I remarked that this view was similar to what the Nation of Islam believes (or used to, anyway, according to David Remnick's book about Muhammad Ali). 

From there, somehow, he eventually started talking about Iran, and the United States' history of meddling in its politics. He himself is a Shiite Muslim. He railed against the American media, in particular Fox News, for never offering a historical perspective on the current events in Iran. 

He told me I needed to tell my friends and neighbors about the U.S.'s role in deposing, in 1953, Mohammed Mossadeq, a Harvard-educated, moderate leader who had sought to bring Iran's oil production under Iranian, instead of British and American, control. If America hadn't done that, he asserted, Iran would not be in the position it was in now.

Here's another version of what my neighbor was saying, from Mideastweb.org:

By 1953, General Eisenhower had become president of the US. Anti-communist hysteria was reaching its peak. An Iranian general offered to help in overthrow Mosaddeq, and the British were able to persuade the American CIA to go ahead with the coup in August. With very scant resources and a shoe-string operational plan, the CIA set out to remove Mosaddeq. The plan almost failed, and the Shah, never very resolute, had fled to Baghdad and had to be enticed to continue playing his part from there. The army was loyal to the Shah and Mosaddeq was overthrown and arrested. This coup earned the USA and Britain the lasting hatred of large sectors of Iranian public opinion, uniting communists, nationalists and Shi'ite clericalists behind enmity to foreign meddling. Mosaddeq became a folk hero of Iranian nationalism.

And here's
Wikipedia's:

In 1951 Dr. Mohammed Mossadegh was elected prime minister.

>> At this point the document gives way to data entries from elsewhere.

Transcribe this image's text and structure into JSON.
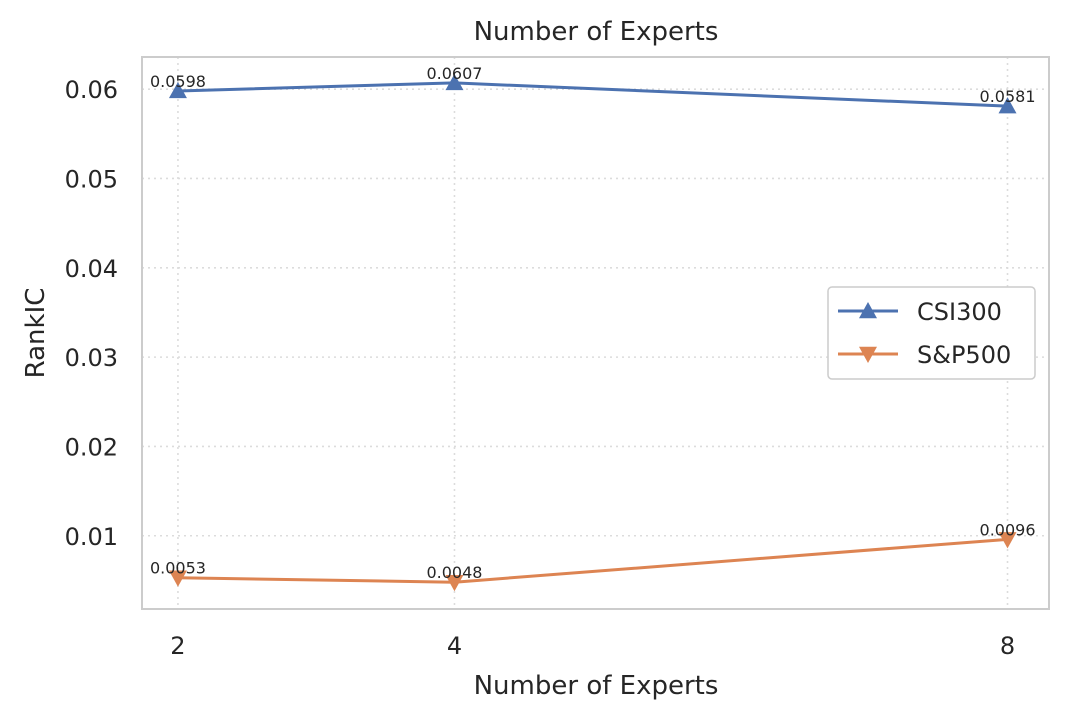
{
  "chart_data": {
    "type": "line",
    "title": "Number of Experts",
    "xlabel": "Number of Experts",
    "ylabel": "RankIC",
    "x": [
      2,
      4,
      8
    ],
    "x_tick_labels": [
      "2",
      "4",
      "8"
    ],
    "y_ticks": [
      0.01,
      0.02,
      0.03,
      0.04,
      0.05,
      0.06
    ],
    "y_tick_labels": [
      "0.01",
      "0.02",
      "0.03",
      "0.04",
      "0.05",
      "0.06"
    ],
    "xlim": [
      1.74,
      8.3
    ],
    "ylim": [
      0.0018,
      0.0636
    ],
    "grid": true,
    "legend_position": "center-right",
    "series": [
      {
        "name": "CSI300",
        "values": [
          0.0598,
          0.0607,
          0.0581
        ],
        "value_labels": [
          "0.0598",
          "0.0607",
          "0.0581"
        ],
        "color": "#4c72b0",
        "marker": "triangle-up"
      },
      {
        "name": "S&P500",
        "values": [
          0.0053,
          0.0048,
          0.0096
        ],
        "value_labels": [
          "0.0053",
          "0.0048",
          "0.0096"
        ],
        "color": "#dd8452",
        "marker": "triangle-down"
      }
    ]
  }
}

As prime minister, Mossadegh became enormously popular in Iran after he nationalized Iran's oil reserves. In response, Britain embargoed Iranian oil and, amidst Cold War fears, invited the United States to join in a plot to depose Mossadegh, and in 1953 President Dwight D. Eisenhower authorized Operation Ajax. The operation was successful, and Mossadegh was arrested on 19 August 1953. After Operation Ajax, Mohammad Reza Pahlavi's rule became increasingly autocratic. With American support, the Shah was able to rapidly modernize Iranian infrastructure, but he simultaneously crushed all forms of political opposition with his intelligence agency, SAVAK. Ayatollah Ruhollah Khomeini became an active critic of the Shah's White Revolution and publicly denounced the government. Khomeini was arrested and imprisoned for 18 months. After his release in 1964 Khomeini publicly criticized the United States government. The Shah was persuaded to send him into exile by General Hassan Pakravan. Khomeini was sent first to Turkey, then to Iraq and finally to France. While in exile, he continued to denounce the Shah.

At a time when, indeed, the death of Michael Jackson seems to have distracted many Americans from paying attention to unfolding events in Iran, I actually appreciated my neighbor's reminder, even if it came packaged in a nutty rant.